Åkerström, Trollhättan, otoño e invierno de 1958
El niño permaneció ingresado cinco semanas en el hospital de Maria Albert, con algún permiso para ir a la granja de Birger y Aina en Åkerström, entre Trollhättan y Lilla Edet. Tenía varios huesos fracturados y al haber estado echado en el suelo en una mala postura habían tenido que operarlo varias veces. Sin embargo, la herida en el alma era de lejos la más profunda. Los psicólogos infantiles y los médicos habían hecho cuanto habían podido, pero Birger era la única persona en quien el chico confiaba realmente. Aina y su marido se encargarían de darle un nombre.
—Asko —propuso Aina—, como mi padre, que también se crio en circunstancias muy duras, pero que siempre salió adelante.
—Asko —repitió Birger, para ver cómo sonaba. Recordaba que el padre de Aina había sido el séptimo de doce hijos. A su muerte había dejado un próspero aserradero en Finlandia, que ahora dirigía el hermano de Aina, y una herencia generosa para cada uno de sus tres hijos.
Cuando le hablaron del padre de Aina y le preguntaron qué le parecía el nombre, el niño asintió satisfecho. Fue bautizado como Asko en el transcurso de una sencilla ceremonia celebrada en la iglesia de Hjärtum.
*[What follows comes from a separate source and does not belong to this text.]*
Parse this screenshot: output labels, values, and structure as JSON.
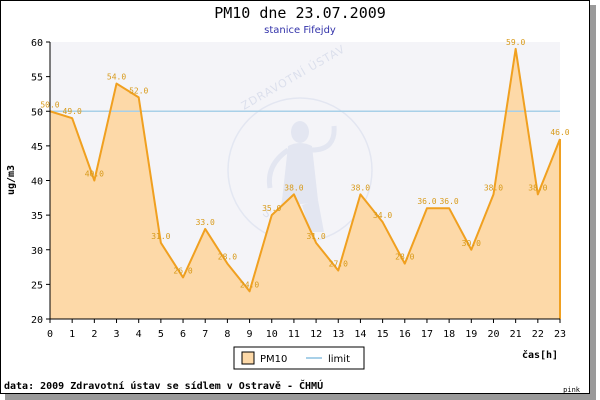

—¿Podría quedarse Asko una temporada con vosotros? Sólo hasta que le encontremos una familia de acogida —le había pedido Inger, del Tribunal Tutelar de Menores, a Birger una semana antes de que el chico recibiera el alta médica. Todavía estaba delgado y pálido, pero eso podía remediarse con una estancia en la granja.
Pasó con ellos el otoño y el invierno. Ordeñaba las vacas, ayudaba a Aina en la cocina y cuando iba a almorzar sus mejillas estaban sonrosadas. La leche de las vacas, la comida casera y el aire fresco del campo le sentaron bien.
Birger pensaba a menudo en que el chico sólo estaba con ellos temporalmente, así que tenía que seguir luchando, buscando la manera de revocar la decisión y de que se quedara para siempre. Al menos hasta el día en que él y el chico iban montados en el tractor y en el camino se habían cruzado con tres niñas acompañadas por su madre. Birger se dio cuenta demasiado tarde de que se trataba de la madre de Asko y de sus hermanas. El niño nunca se haría fuerte ni se recuperaría del trauma en aquel lugar. Por mucho que lo desearan Birger y Aina, no era posible.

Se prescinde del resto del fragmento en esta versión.